For Christmas, my sister gave me the newest book from one of my favorite authors: Help, Thanks, Wow, by Anne Lamott. My favorite authors tend to be those who write things that I wish I’d written, and Anne Lamott’s many essays on motherhood and faith and struggle are definitely some of those things. Her most recent book ponders the three prayers we most often say to communicate with God, each of which can be reduced in its shortest form to one word: Help. Thanks. Wow.
The book, at 102 pages, is as slim as its prayers, and just as packed with meaning. I read it in one glorious afternoon by a sunny window, pausing frequently to savor a particularly wonderful image or phrase. Anne Lamott is a gifted crafter of words and teller of truths, whose work often makes me stop to say "Wow" and "Thanks," sometimes simultaneously. As I read, I was struck by the similarity of Lamott’s three prayers to an acronym I learned from another youth minister back when I taught Confirmation classes to Catholic teenagers. The acronym was ACTS, and was intended as an easy way for young people to remember the rather cumbersome Catholic names of four types of prayer: A for Adoration (or Wow), C for Contrition, T for Thanksgiving (Thanks, obviously), and S for Supplication (Help!). And I realized that the book I was reading, as beautifully, viscerally written as it was, was perhaps missing a fourth one-word prayer: Contrition, more colloquially known as Sorry.
Is it my Catholic guilt that would amend the title of Anne Lamott’s book to Help, Thanks, Sorry, Wow? Our reputation is for excessive and unnecessary guilt-tripping, of ourselves and others. We say an Act of Contrition during confession, because an essential component of the sacrament of Reconciliation is being sorry for our sins. We regret sinning, and we resolve to try our darnedest to do a better job next time. From personal experience, I have to believe that Sorry is indeed a good prayer.

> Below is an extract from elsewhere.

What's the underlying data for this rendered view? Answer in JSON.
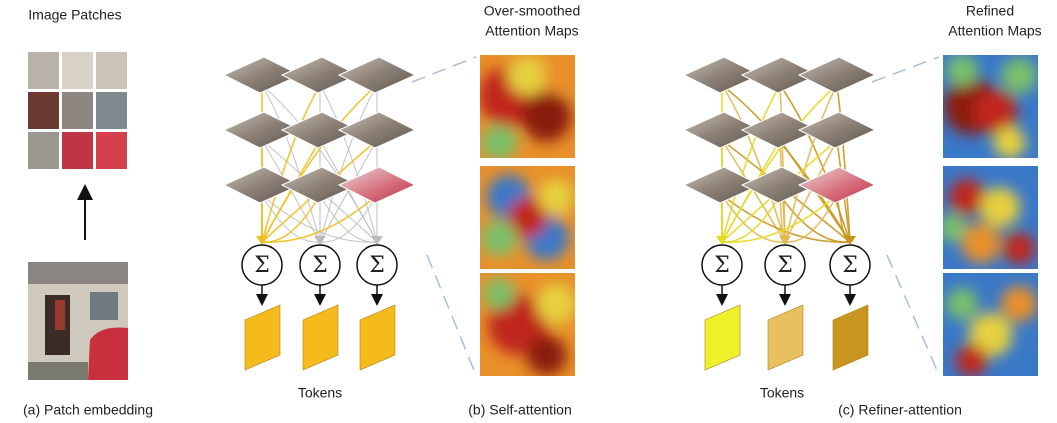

Because we humans can be a sorry lot. We get God’s message wrong, or we run with only a part of it, or we ignore the message entirely, or we are sure that there is no message. Sometimes we know what is right, but we do the opposite anyway, because the wrong thing is easier, or causes less heartache, or doesn’t rock the proverbial boat in which we are comfortably sailing. We screw things up, but if we believe in a God of Second (and Fortieth) Chances, who loves us infinitely, we can breathe a prayer of Sorry, and try again. Sorry usually goes hand-in-hand with a solid Help prayer. When we are sorry, we need help finding the light, or even just surrendering to the possibility of light.
Sorry, even quietly said, matters. “Love means never having to say you’re sorry”, the catchphrase from the 1970s juggernaut novel and movie “Love Story”, does not fly, at least not for any relationship I’ve ever had. Love means there will be plenty of times you’ll need to say you’re sorry, and you have to be able both to say it and to forgive the person who says it to you. Which of those things is harder for you may depend on your personality.
“I do not know much about God and prayer,“ begins Anne Lamott’s lovely book, “but I have come to believe, over the last twenty-five years, that there’s something to be said about keeping prayer simple. Help. Thanks. Wow.” She is perhaps being modest about what she knows, as her writing has touched the hearts and souls of many faithful readers. I love her three prayers, and would add an occasional Sorry as a fourth offering. Along with Help, Thanks, and Wow, Sorry can also be a bringer of grace, a response to God’s great love, a breath of prayer to go before Amen.